11. Hanya Teman

17 4 0
                                    

Samar-samar Rhys mendengar kicauan burung yang terasa dekat dengannya. Ia membuka mata perlahan, menyesuaikan pendangannya dengan cahaya matahari yang masuk ke netranya. Sesaat setelah berhasil membuka mata, ia terkejut dengan Putri Ruby yang tidur di pelukannya. Tangan gadis itu juga melingkar di pinggangnya dengan posisi tidur menyamping, sedangkan kepalanya bersandar di dada Rhys dengan tangan laki-laki itu sebagai penopangnya.

Rhys tersenyum kecil melihat paras cantik itu masih memejamkan matanya. Cahaya matahari semakin membuat gadis itu terlihat menawan dalam tidurnya. Tapi tunggu... Rhys menemukan sebuah goresan memanjang di pelipis Putri Ruby saat ia menyibak rambut gadis itu. Ia jadi khawatir, sepertinya gadis ini terluka. Ia mengusap pelan pipi Putri Ruby untuk membangunkannya.

Sama seperti Rhys, gadis itu menyesuaikan cahaya yang masuk ke netranya. Kemudian tidak kalah terkejut ketika tahu ia terbangun dalam pelukan Rhys. Sontak Putri Ruby langsung berpindah posisi ke samping laki-laki itu, merapikan penampilannya sendiri dan menghilangkan kotoran di sudut mata dan mulutnya. Ia benar-benar malu berada di hadapan Rhys saat bangun tidur seperti ini.

"Sudah merasa lebih baik?"

Gadis itu hanya mengangguk dan berusaha untuk tidak menghadap Rhys.

"Bisa kita kembali sekarang?"

Putri Ruby lagi-lagi hanya memberi anggukan untuk laki-laki itu.

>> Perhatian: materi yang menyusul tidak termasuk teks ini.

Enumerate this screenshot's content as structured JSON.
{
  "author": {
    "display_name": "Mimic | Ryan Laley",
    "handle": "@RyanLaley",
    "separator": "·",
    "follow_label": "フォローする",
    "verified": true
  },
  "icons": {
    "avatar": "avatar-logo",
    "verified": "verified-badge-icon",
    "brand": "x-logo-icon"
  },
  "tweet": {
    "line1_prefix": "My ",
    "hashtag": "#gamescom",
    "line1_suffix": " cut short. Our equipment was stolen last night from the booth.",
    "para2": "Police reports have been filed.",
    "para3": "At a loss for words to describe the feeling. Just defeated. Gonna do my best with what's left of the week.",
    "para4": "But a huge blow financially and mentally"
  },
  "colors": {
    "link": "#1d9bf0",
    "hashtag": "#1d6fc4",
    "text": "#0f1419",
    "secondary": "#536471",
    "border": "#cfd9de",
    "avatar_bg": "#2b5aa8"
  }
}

"Baiklah, ayo." Rhys yang sudah lebih dulu berdiri itu mengulurkan tangannya. Putri Ruby menyambutnya dengan baik. Gadis itu berdiri sambil mengaduh pelan yang tentu dapat didengar oleh telinga Rhys.

Rhys menatap kaki Putri Ruby yang bisa saja menjadi penyebab gadis itu mengaduh. Benar saja, ia menemukan sepasang kaki itu telanjang tanpa alas. Rhys segera berjongkok dan memeriksanya. Syukurlah gadis itu menurut, mungkin sudah lelah membantah Rhys sejak semalam.

"Sandalmu kau tinggal di mana? Jadi, sejak semalam kau berlari ke hutan dengan telanjang kaki?" Rhys menatapnya dari bawah dengan tatapan yang menyeramkan menurut Putri Ruby. Bodohnya ia baru sadar jika Putri Ruby tidak memakai sandal atau sepatu dari semalam.

Gadis itu sampai tergagap menjawabnya. "A-aku tidak sempat memakai sandalku. Terakhir kemarin di pesisir pantai."

Rhys menghela napas gusar. Setelah menemukan goresan di dahi, kini ia menemukan goresan panjang tak beraturan dekat dengan jempol kaki Putri Ruby. Ada darah kering di sana. Ia mencoba menekannya pelan, yang ternyata mampu membuat gadis itu meringis kesakitan.

"Sepertinya kakimu terkena karang. Baru terasa sakitnya? Padahal semalaman kau tidak memakai sandal."

Putri Ruby mengangguk, "semalam tidak terasa apapun saat aku berlari. Sekarang baru terasa sakit dan perih."

"Hmm, kau masih bisa berjalan?"

"Masih. Asalkan jangan berlari saja."

Mendengar itu, Rhys melepas sandalnya. Kemudian menempatkannya di depan kaki Putri Ruby. "Pakailah sandalku untuk sementara waktu. Aku tidak ingin lukamu semakin bertambah parah ketika menginjak ranting atau daun kering nanti."

"Lalu kau?"

"Aku baik-baik saja, Ruby. Sekali ini saja, tolong khawatirkan dirimu sendiri," geram Rhys.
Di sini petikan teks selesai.